Patients and Methods

This case-control study was conducted from 2010 to 2013 on 200 patients with beta-thalassemia major aged 2-16 years old who referred to thalassemia clinics of Zabol and Zahedan University of Medical Sciences, Southeast of Iran, and compared with 420 healthy children in the same age range. Healthy children referred to these centers for annual check-up. All patients underwent physical examination and their medical history was taken.

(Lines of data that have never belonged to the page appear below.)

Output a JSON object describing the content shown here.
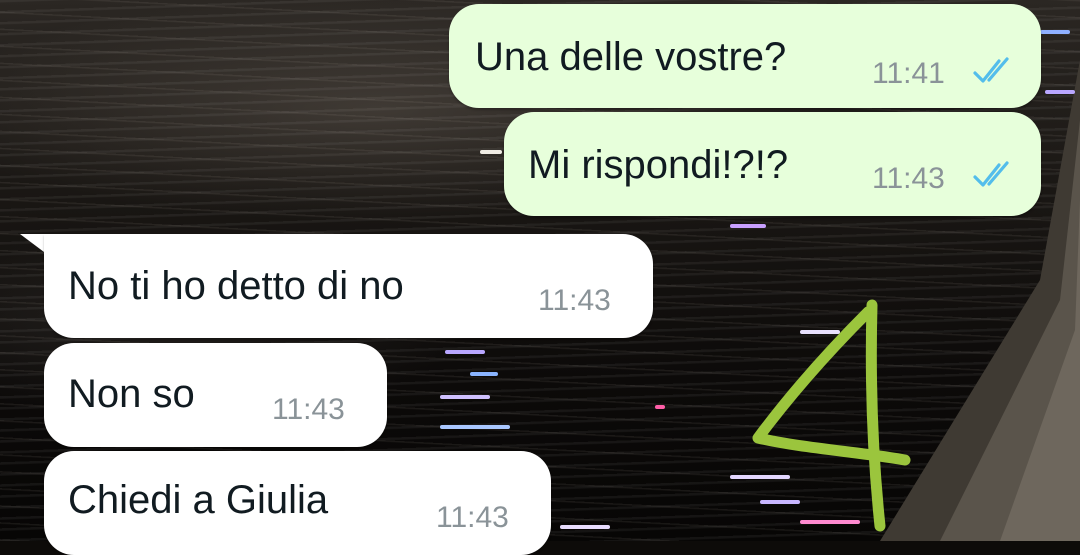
{
  "chat": {
    "messages": [
      {
        "direction": "outgoing",
        "text": "Una delle vostre?",
        "time": "11:41",
        "status": "read",
        "status_icon": "double-check-icon"
      },
      {
        "direction": "outgoing",
        "text": "Mi rispondi!?!?",
        "time": "11:43",
        "status": "read",
        "status_icon": "double-check-icon"
      },
      {
        "direction": "incoming",
        "text": "No ti ho detto di no",
        "time": "11:43"
      },
      {
        "direction": "incoming",
        "text": "Non so",
        "time": "11:43"
      },
      {
        "direction": "incoming",
        "text": "Chiedi a Giulia",
        "time": "11:43"
      }
    ]
  },
  "annotation": {
    "text": "4",
    "color": "#9bc53d"
  },
  "colors": {
    "outgoing_bubble": "#e7ffdb",
    "incoming_bubble": "#ffffff",
    "read_ticks": "#53bdeb",
    "timestamp": "#8a9398",
    "message_text": "#111b21"
  }
}
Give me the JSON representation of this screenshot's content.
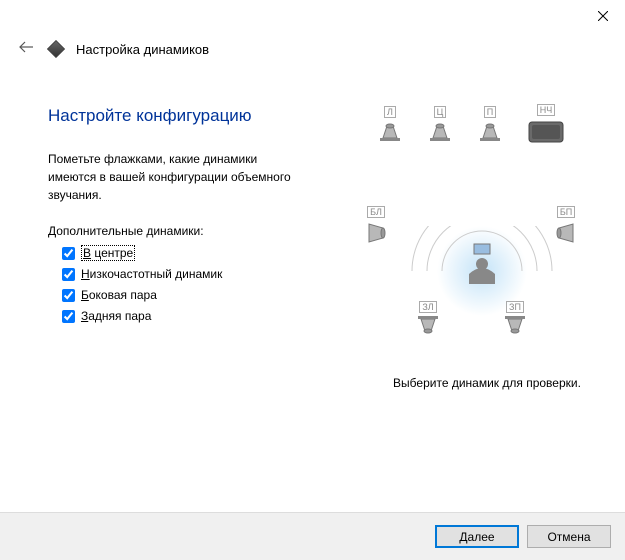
{
  "header": {
    "title": "Настройка динамиков"
  },
  "page": {
    "title": "Настройте конфигурацию",
    "instruction": "Пометьте флажками, какие динамики имеются в вашей конфигурации объемного звучания.",
    "section_label": "Дополнительные динамики:"
  },
  "options": [
    {
      "label": "В центре",
      "accel": "В",
      "checked": true,
      "focused": true
    },
    {
      "label": "Низкочастотный динамик",
      "accel": "Н",
      "checked": true,
      "focused": false
    },
    {
      "label": "Боковая пара",
      "accel": "Б",
      "checked": true,
      "focused": false
    },
    {
      "label": "Задняя пара",
      "accel": "З",
      "checked": true,
      "focused": false
    }
  ],
  "speakers": {
    "front_left": "Л",
    "front_center": "Ц",
    "front_right": "П",
    "subwoofer": "НЧ",
    "side_left": "БЛ",
    "side_right": "БП",
    "rear_left": "ЗЛ",
    "rear_right": "ЗП"
  },
  "hint": "Выберите динамик для проверки.",
  "footer": {
    "next": "Далее",
    "cancel": "Отмена"
  }
}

Every patient in the case group was diagnosed by complete blood count and hemoglobin electrophoresis and all of them were in regular blood transfusion dependently. In the control group, there was no child with IgA deficiency, or history of digestive, endocrine, and metabolic disorders, iron deficiency, kidney disease, fever, or chronic diseases; they were enrolled after taking the parents’ informed consent.

Five ml blood was drawn from these children at 8:00 am in fasting. Samples were centrifuged for serum separation and separated serum was held in a -70°C fridge till tTG IgA and total IgA measurements. Finally, they were transferred to the biochemistry laboratory, University of Medical Sciences, Zahedan under the cold chain compliance. Then, 250 microns of the isolated serum of these samples were used for serologic tests with recombinant ELISA. Normal limit of tTG IgA was 20 U/mL.

Data analysis was performed using SPSS version 20 and the significance level of 0.05 was considered.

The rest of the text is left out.